С утра в поликлинику. Врач назначает кардиограмму на пятницу. Но в среду вечером поезд. Пишет записку, чтоб кардиограмму сделали утром в среду. Запретила пить и курить. «Может еще и кастрируете?» «Благодарите судьбу, что вы сюда сами пришли, а не увезли вас в реанимацию», — строго сказала женщина в белом.

Через аптеку — на работу. На душе штиль, полное умиротворение, покой и прозрачность. Не хочется ни пить, ни курить. В кармане вместо сигарет таблетки. Женя Руднев, кандидат, болезненно страдающий непрестижной ставкой м. н. с., после обеда выставил бутылку сухого. Я отказываюсь. Он удивляется: «Прокуратуру забыть не можешь? Брось». Стучу в грудь: «Мотор». «Ну, это серьезнее. Но что от сухого? Это на пользу». Составил компанию, запил таблетки вином. Кроме Жени и Нади в секторе никого. Признался им, чувство такое, будто этот стакан последний, прощальный. «А ты когда в отпуск?» «Послезавтра». «Так завтра день». «Конечно, отметим, если дадут». «Вон ты о чем! — сообразил Женя. — Брось ты голову забивать. Две недели прошло — что, они твоего отпуска ждут? И за что? Это ж ни в какие ворота». А сам еще наливает. Да, думаю, ни в какие ворота. Если по здравому смыслу. Но чувство откуда, предчувствие-то? По здравому смыслу и обыска не должно, а ведь был, изъяли.

Странные, невиданные сны были накануне обыска. Снилось, что я служу в армии, рядовым — дисциплина, неволя и подчинение. Истек срок дембеля, а меня держат, не отпускают. Или я в робе слесаря на аглофабрике, как 20 лет назад, только я не тот, а нынешний, и сам на знаю, куда, там приткнуться, и начальству неловко, не знают, что со мной делать.
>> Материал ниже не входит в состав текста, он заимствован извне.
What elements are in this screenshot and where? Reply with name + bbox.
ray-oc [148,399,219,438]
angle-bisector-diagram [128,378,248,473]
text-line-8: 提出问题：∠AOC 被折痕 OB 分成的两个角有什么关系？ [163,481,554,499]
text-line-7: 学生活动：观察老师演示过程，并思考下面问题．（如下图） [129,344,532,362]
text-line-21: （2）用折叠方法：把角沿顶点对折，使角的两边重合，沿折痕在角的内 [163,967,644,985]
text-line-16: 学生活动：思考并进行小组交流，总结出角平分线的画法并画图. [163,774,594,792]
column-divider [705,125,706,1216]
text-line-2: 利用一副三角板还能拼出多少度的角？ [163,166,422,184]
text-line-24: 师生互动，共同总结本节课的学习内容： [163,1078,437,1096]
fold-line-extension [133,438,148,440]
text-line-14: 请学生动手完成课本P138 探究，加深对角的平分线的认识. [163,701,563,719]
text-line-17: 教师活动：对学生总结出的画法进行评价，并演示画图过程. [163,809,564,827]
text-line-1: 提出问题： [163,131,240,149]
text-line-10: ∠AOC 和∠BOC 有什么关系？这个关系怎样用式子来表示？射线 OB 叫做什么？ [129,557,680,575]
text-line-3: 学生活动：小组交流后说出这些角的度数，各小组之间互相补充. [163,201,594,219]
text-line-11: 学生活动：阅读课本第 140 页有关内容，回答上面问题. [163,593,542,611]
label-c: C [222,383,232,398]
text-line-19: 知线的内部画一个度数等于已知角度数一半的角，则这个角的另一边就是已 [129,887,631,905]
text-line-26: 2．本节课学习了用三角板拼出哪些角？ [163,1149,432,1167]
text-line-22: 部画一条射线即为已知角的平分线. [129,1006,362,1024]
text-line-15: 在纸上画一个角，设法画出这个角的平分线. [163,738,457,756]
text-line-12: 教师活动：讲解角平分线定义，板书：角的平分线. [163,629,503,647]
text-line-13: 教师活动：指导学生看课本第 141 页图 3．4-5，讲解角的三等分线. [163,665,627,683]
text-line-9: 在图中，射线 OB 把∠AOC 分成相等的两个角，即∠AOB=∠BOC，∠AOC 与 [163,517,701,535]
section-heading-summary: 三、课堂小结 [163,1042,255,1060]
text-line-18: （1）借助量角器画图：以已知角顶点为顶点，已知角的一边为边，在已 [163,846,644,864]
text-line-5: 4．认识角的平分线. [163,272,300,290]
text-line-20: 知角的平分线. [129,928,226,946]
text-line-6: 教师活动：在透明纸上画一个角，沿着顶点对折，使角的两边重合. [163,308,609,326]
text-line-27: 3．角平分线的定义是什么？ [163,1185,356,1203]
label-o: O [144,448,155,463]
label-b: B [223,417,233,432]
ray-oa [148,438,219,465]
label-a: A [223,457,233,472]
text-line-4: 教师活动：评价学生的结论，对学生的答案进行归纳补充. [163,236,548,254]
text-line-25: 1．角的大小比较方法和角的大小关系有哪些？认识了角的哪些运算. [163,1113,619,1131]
Стыдища. И так натурально, что мурашки по коже. Aрмия и завод, рядовой и рабочий — сны толкали меня обратно туда. Ужаснее снов я не видел, просыпался в кошмаре. Вот чего они привязались?

Или ностальгия по Карабеку. Тоже — чего вдруг? Года два назад отрубило желание куда-либо ездить. А такой был любитель — мотался по стране от разных редакций и на работе командировок хватало. От края и до края, наездился да тошноты. Чувствую, никуда больше не тянет. Везде одно и то же, объелся отечественной экзотики. Если ездил теперь, то только по необходимости, через силу себя заставлял. И лишь одно место манило неудержимо туркменский Карабекаул, моя настоящая родина. Почему-то последнее время особенно, хоть на день, хоть глазом одним. Двух лет мне не было, когда родители переехали с уральского города Карабаша, где я родился, к отцовой родне в Карабек, в пекло Кара-Кумов, на берег оросительного канала, несущего мутную воду быстроногой, раздольной, изменчивой в песчаных берегах Аму-Дарьи. Здесь родились брат и сестра. Здесь родились мое сознание и первые впечатления о мире. Мы жили там лет пять. Потом перебрались обратно на Урал, в Каменск-Уральск. И вот через тридцать лет одолела тоска по моей настоящей родине. В июне выкроил десять дней, взял командировку от журнала «Молодой коммунист». Ашхабад, Мары, Чарджоу — галопом по Туркмении, и все для того только, чтобы коснуться иссохшей земли Карабека.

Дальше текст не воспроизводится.